Grace Hatchell Reporting From the Captain’s Desk
When I’m not navigating this fine ship through calm waters, you’ll usually find me sorting through my nautical postbag to see what theatrical delights have arrived on board. Today, there’s a real treasure: Ambassador Cruise Line and PEEL Entertainment Group have officially announced the winner of the Ambassador PEEL Playwriting Challenge 2025. After an impressive judging process, the honour goes to Venison by Huw Turnbull.
At a time when opportunities for emerging playwrights can feel rarer than a clear horizon in a storm, this challenge has been created to champion talented writers and give their work a stage worth celebrating.
A Black Comedy Served With Suspense
Venison is a darkly comic farce about Dan, Bill and Max, who arrive at a dinner party expecting to see their friend Jane. Instead, they are greeted by her unsettling boyfriend Jerry and the mysterious promise of venison cooking in the kitchen. As the temperature rises, so do the suspicions, and what begins as a polite evening quickly turns into a gripping murder mystery. The play cleverly tackles our modern fascination with crime as entertainment and questions how far we are willing to go for a story.
If any of them had joined us on deck, I’d have insisted on something a little calmer than venison, preferably without any plot twists involving the cutlery.
A Challenge That Makes Theatre Waves
Designed to support new voices in theatre, the Ambassador PEEL Playwriting Challenge invited a substantial number of submissions from across the country. The judges were genuinely struck by the creativity, intelligence and originality on display.
Judge Dr Jessica Lazar noted just how rare it is for new plays, especially those with larger casts, to be staged for sizeable audiences. As part of the prize, Venison will be staged on a cruise ship theatre seating 800 and will be seen by more than 20,000 people over the year. She praised the variety and ambition across the shortlist and highlighted the runner-up, The Splintered Globe, as a bold Queer homage to Restoration comedy. If I were dining in the Captain’s Quarters, I would happily invite every finalist to join me for dessert.
Unfortunately, competitions can only have one winner, but from the sound of it these plays deserve meaningful futures.
A Prize With Ocean Views
The winning play will be staged onboard Ambition in 2026 as part of the long-running Theatre at Sea programme, operated by Ambassador Cruise Line and PEEL Entertainment. The playwright receives a £6,000 cash prize and a complimentary cruise for two. Yes, a playwriting award that includes a balcony cabin and ocean sunsets. I have seen far less inspiring rehearsal rooms.
This is also the first playwriting award of its kind to take place on a cruise ship, giving it genuine theatrical novelty. I personally approve of innovation at sea. It makes navigating the ocean that little bit more dramatic.
Theatre at Sea: Twenty-Five Years On the Waves
Theatre at Sea has been running for more than twenty-five years, staging dramas, comedies, mysteries and modern retellings to great acclaim.

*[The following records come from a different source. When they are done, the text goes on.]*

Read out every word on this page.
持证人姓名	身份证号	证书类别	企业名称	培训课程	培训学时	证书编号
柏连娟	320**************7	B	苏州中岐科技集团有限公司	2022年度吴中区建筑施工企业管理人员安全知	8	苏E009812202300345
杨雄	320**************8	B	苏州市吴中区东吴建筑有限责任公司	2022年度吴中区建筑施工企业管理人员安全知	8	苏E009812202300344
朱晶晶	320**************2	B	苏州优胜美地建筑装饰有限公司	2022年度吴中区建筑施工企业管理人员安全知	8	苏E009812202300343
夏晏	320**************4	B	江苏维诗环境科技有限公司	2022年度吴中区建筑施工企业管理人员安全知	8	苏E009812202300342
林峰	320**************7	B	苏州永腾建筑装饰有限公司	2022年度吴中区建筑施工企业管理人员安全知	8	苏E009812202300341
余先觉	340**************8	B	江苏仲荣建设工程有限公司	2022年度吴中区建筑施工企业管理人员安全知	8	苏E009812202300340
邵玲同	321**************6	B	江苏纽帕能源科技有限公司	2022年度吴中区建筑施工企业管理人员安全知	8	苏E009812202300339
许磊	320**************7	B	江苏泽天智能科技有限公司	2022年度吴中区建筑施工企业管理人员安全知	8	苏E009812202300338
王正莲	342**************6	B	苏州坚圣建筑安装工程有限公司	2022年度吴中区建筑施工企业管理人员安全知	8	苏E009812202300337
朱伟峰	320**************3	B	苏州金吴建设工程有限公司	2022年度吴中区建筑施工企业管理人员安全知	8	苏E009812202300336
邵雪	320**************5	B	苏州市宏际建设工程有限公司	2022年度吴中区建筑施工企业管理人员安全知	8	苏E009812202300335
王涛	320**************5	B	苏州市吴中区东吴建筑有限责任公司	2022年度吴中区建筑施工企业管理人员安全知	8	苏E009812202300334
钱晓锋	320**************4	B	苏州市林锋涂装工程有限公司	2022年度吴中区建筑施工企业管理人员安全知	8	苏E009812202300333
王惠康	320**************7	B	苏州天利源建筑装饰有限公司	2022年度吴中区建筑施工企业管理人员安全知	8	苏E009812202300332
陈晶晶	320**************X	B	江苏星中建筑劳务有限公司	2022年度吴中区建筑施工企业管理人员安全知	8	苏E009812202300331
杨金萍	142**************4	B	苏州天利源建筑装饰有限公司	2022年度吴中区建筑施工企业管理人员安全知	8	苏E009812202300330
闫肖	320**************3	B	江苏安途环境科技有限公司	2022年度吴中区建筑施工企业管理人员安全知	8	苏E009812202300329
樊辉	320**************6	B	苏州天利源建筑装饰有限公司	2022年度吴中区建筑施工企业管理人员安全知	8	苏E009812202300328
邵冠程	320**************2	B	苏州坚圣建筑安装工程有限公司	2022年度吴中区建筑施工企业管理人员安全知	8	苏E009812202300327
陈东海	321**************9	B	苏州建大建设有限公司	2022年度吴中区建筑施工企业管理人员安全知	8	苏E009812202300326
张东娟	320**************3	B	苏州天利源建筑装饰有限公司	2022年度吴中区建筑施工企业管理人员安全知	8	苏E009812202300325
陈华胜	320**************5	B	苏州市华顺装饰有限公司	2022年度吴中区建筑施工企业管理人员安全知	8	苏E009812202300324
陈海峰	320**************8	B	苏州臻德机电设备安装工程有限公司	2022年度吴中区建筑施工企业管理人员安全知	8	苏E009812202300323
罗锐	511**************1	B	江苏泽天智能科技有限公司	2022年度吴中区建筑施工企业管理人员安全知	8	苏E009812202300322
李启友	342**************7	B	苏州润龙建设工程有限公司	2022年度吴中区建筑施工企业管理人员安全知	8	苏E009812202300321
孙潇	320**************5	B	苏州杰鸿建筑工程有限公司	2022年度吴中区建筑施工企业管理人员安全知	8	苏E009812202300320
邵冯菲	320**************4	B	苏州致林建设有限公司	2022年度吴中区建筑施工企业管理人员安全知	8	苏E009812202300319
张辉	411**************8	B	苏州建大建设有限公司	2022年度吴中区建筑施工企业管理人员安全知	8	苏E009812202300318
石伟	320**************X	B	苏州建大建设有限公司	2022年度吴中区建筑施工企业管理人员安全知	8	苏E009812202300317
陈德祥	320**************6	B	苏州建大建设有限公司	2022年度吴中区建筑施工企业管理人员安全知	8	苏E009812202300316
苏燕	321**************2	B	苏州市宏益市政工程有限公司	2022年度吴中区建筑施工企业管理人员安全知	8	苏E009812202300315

The programme features some of the last UK repertory acting troupes, performing in rotation directly onboard Ambassador ships. Producing theatre in the middle of the ocean lends every show an atmosphere of adventure; passengers drifting between time zones and cocktail menus find themselves drawn into a fully staged drama before returning to stargazing on deck.
It is extremely hard to tell which generates the greater suspense: a murder mystery or the tension of late-night bingo.

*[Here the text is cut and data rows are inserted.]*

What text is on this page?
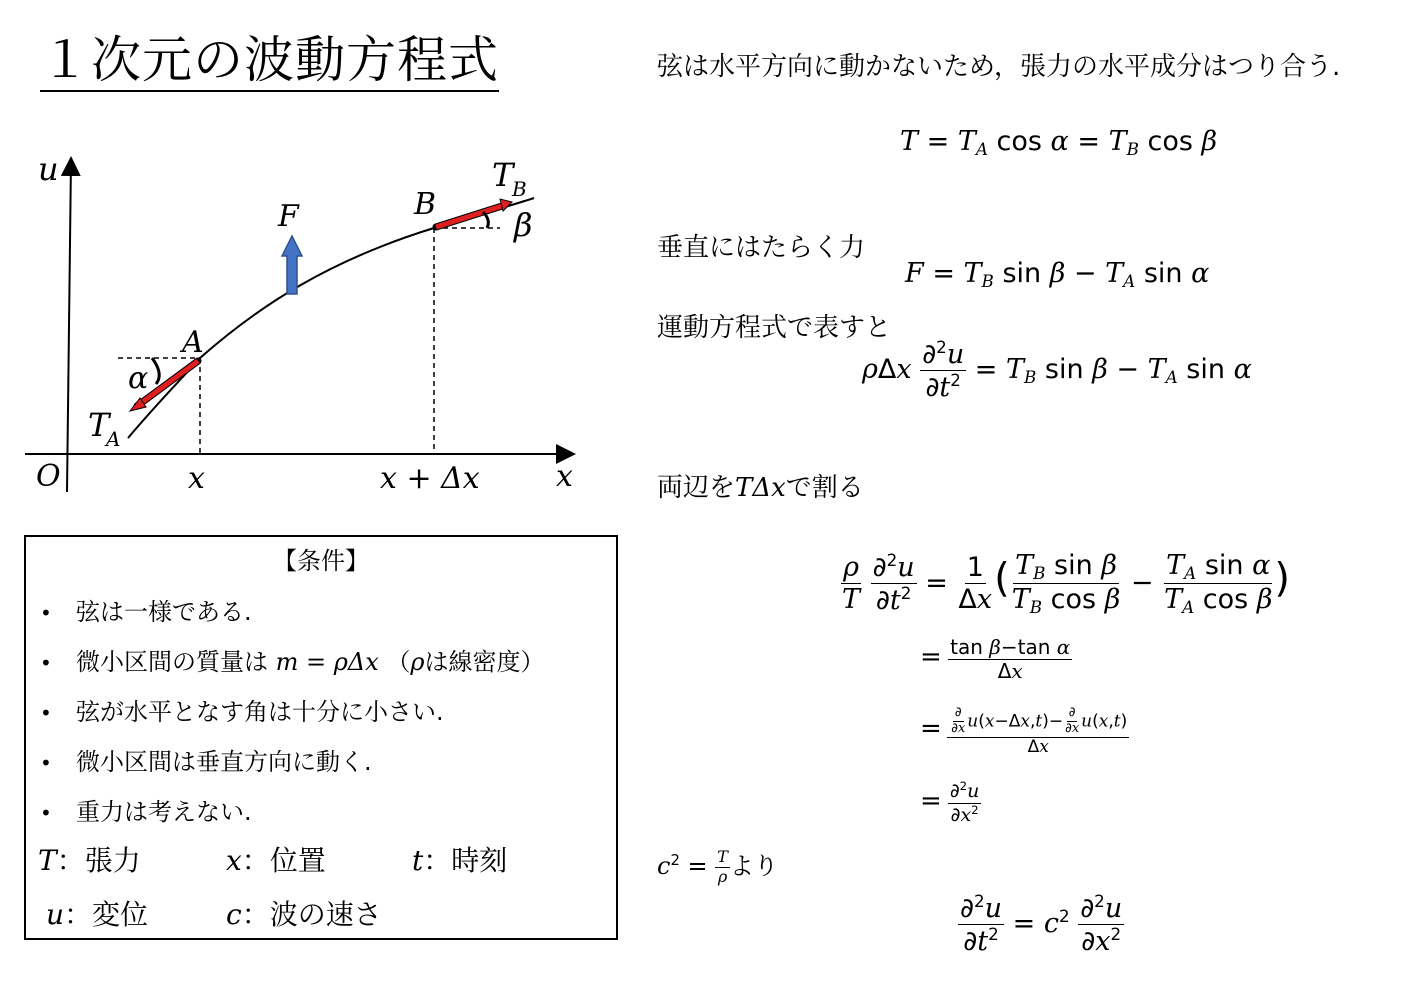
１次元の波動方程式
u
O	x
x	x + Δx
F
A
B
α
β
T
A
T
B
【条件】
• 弦は一様である.
• 微小区間の質量は m = ρΔx （ρは線密度）
• 弦が水平となす角は十分に小さい.
• 微小区間は垂直方向に動く.
• 重力は考えない.
T：張力	x：位置	t：時刻
u：変位	c：波の速さ
弦は水平方向に動かないため，張力の水平成分はつり合う.
$T = T_A$ $\cos \alpha = T_B$ cos β
垂直にはたらく力
$F = T_B$ $\sin \beta - T_A$ sin α
運動方程式で表すと
ρΔx $\frac{\partial^2u}{\partial t^2} = T_B$ $\sin \beta - T_A$ sin α
両辺をTΔxで割る
$\frac{\rho}{T}$
$\frac{\partial^2u}{\partial t^2} = \frac{1}{\Delta x}$ ( $\frac{T_B \sin \beta}{T_B \cos \beta} - \frac{T_A \sin \alpha}{T_A \cos \beta}$ )
= $\frac{\text{tan β−tan α}}{\Delta x}$
= $\frac{\frac{\partial}{\partial x} u(x-\Delta x,t)- \frac{\partial}{\partial x} u(x,t)}{\Delta x}$
= $\frac{\partial^2u}{\partial x^2}$
$c^2 = \frac{T}{\rho}$ より
$\frac{\partial^2u}{\partial t^2} = c^2 \frac{\partial^2u}{\partial x^2}$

The Judges and Creative Team
This year’s distinguished judging panel included Dr Jessica Lazar (director of Sap and The Gift), Dr Alison Norrington, a prolific producer and writer with more than twenty-five years of experience, Nathan Queely Dennis (winner of the 2022 Bruntwood Prize for Bullring Techno Makeout Jamz), and Susannah Daley, founder of PEEL Entertainment and BBC award-winning playwright.
The shortlist featured a rich array of emerging voices: Tony Pipes (The Understudy), Michael Davies (The Seagull Has Landed), Clare Shaw (Mr Sisyphus), Rhys Bevan (The Early Years), James Rushbrooke (Fur and Loathing / Claws for Concern), Mary Portalska (Nick of Time), Keiran Lines (Equilibrium), Brian Murray (The Odyssey Re-Told), and Claudia Feilding (Tea Leaves).
Backing this process was a team of experienced readers: Dr Chris Ford, James Stone and Martin Pearson, each bringing decades of theatre insight. Once Venison is officially in production, Kerry Daley, creative lead of Theatre at Sea, will oversee rehearsals and appoint a director and full creative team, ensuring the playwright’s vision arrives fully formed on the high seas.
Final Thoughts From The Captain
Emerging playwrights need stages that are alive, generous and filled with audiences who are eager to discover the next great story. Staging that opportunity on a cruise ship feels entirely fitting. Theatre is about stepping away from the world, being suspended between certainty and imagination, and sharing a story together. A theatre floating between ports only makes that magic more literal.
A heartfelt congratulations to Huw Turnbull and to every playwright who entered. The ocean has always been a place where stories drift, collide and take on new shapes. Venison now joins that fleet.